Miss Muriel Jarvis – Part Two

MURIEL: Yeah, or she’d put up an extra bed in the dining room but, no, I don’t think she ever… Well I know they were never mixed. It just didn’t happen that way I guess. I think the first time that a lady died at our place, well, we felt a little bit spooky. Kind of didn’t want to go in that room for a while, but it happened other times and we just learned to accept the different crises in life. 

MARYANNE: Would they leave the body there for some time?

MURIEL: There was no funeral home, so this one lady, the first time, well, she was there till the funeral. So they prepared her body and the rest of that. Mother took care of her. I think she had a friend who came and helped her. There was no embalming or anything, it was just dressing, so it was a couple of days before the funeral. And there was another gentleman there later on but his wife was there most of the time and she was very good. And an older gentleman who was there quite a long time before he died. 

MARYANNE: So how long did your mother do this?

MURIEL: Well, she left for Saskatoon in ’43, so she did it for 13 years. And it was hard on mum emotionally because she was a very tender-hearted, caring, giving person and so it was hard on her. 

MARYANNE: What prompted her to stop?

MURIEL: Well, I graduated nursing and my brothers and sisters were all in the armed forces and so I said, “Look, I have to pay board to somebody now in Saskatoon. You’d better move to Saskatoon.” Now she still did work as a practical nurse in Saskatoon. She was on the registry and she was in some homes and she sat with people in the hospitals and she did that for a number of years. She wasn’t any longer involved in maternity. Sometimes it was in homes with mothers after they’d had a baby and the mum came home from the hospital. Sometimes it was that. Sometimes it was palliative, with people in the hospital.

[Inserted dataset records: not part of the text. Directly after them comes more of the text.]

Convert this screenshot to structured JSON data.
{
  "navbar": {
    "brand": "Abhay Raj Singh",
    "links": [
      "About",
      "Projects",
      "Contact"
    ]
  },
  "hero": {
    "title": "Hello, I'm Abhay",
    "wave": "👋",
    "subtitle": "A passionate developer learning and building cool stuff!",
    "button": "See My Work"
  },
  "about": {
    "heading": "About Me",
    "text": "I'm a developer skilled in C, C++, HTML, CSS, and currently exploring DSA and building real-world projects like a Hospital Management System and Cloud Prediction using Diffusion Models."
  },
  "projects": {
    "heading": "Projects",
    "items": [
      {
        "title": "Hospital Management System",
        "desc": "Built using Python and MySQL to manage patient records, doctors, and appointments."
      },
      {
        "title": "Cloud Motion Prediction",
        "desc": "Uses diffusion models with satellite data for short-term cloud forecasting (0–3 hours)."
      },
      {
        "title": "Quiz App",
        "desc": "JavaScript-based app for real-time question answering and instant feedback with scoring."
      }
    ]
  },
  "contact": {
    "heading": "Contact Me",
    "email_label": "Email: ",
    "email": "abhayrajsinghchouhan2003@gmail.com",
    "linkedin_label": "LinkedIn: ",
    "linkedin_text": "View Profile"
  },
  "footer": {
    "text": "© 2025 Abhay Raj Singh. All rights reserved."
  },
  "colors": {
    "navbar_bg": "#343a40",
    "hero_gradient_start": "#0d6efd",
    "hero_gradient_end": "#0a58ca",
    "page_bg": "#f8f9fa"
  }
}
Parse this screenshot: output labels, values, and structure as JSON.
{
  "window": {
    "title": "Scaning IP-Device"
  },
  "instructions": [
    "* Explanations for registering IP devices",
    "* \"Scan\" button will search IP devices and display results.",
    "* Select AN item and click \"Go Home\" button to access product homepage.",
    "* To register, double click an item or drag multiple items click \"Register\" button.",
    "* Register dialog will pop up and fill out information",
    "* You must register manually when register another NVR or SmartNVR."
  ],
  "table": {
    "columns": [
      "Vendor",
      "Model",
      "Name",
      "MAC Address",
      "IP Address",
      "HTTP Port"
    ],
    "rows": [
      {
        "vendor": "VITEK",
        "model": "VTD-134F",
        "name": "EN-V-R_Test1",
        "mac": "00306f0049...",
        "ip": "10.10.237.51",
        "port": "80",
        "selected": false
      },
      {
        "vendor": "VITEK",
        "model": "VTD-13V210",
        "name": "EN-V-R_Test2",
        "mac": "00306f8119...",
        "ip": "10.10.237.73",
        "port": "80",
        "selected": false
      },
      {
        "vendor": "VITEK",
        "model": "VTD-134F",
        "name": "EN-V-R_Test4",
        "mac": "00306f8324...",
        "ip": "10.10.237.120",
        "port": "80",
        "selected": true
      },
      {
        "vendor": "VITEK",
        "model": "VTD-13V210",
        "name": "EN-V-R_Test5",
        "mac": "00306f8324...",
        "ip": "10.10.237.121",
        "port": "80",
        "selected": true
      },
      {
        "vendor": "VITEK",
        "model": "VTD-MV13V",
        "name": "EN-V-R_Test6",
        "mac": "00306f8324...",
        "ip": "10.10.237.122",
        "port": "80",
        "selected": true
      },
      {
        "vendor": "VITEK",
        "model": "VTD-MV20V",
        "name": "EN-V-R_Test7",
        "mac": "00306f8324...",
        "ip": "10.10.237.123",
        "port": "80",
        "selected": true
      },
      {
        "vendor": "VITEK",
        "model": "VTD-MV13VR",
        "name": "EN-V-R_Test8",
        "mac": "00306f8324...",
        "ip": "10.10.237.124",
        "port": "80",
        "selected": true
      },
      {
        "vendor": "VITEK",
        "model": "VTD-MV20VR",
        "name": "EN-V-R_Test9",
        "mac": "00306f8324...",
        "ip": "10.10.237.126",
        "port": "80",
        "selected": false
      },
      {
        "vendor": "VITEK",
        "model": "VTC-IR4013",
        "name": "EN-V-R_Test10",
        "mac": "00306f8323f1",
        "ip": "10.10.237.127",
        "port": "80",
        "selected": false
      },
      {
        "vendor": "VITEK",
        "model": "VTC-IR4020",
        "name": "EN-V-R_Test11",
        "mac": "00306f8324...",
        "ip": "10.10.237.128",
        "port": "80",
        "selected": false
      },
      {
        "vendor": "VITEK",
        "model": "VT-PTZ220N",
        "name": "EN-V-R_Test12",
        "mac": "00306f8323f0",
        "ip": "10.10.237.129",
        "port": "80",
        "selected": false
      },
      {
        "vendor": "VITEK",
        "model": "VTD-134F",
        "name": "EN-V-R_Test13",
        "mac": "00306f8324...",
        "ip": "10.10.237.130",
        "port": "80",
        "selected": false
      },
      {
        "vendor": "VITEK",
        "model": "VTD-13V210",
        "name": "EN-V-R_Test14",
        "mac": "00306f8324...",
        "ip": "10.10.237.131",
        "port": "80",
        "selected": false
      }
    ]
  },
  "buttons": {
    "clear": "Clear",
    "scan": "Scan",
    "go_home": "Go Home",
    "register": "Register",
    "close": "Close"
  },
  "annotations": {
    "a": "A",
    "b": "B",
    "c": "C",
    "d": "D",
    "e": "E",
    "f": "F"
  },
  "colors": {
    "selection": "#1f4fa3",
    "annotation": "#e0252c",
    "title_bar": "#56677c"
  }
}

MARYANNE: Those women were lucky, to have her taking care of her. 

MURIEL: Oh, they were very lucky, it was no wonder some of them ended up calling her Mother Jarvis.

MARYANNE: She lived till what age?

MURIEL: 89. We lived together until the last two and a half years she was in Lutheran Sunset Home. But until then we lived together. She did remarry. She was a widow for 27 years, then remarried. But he died after about nine years.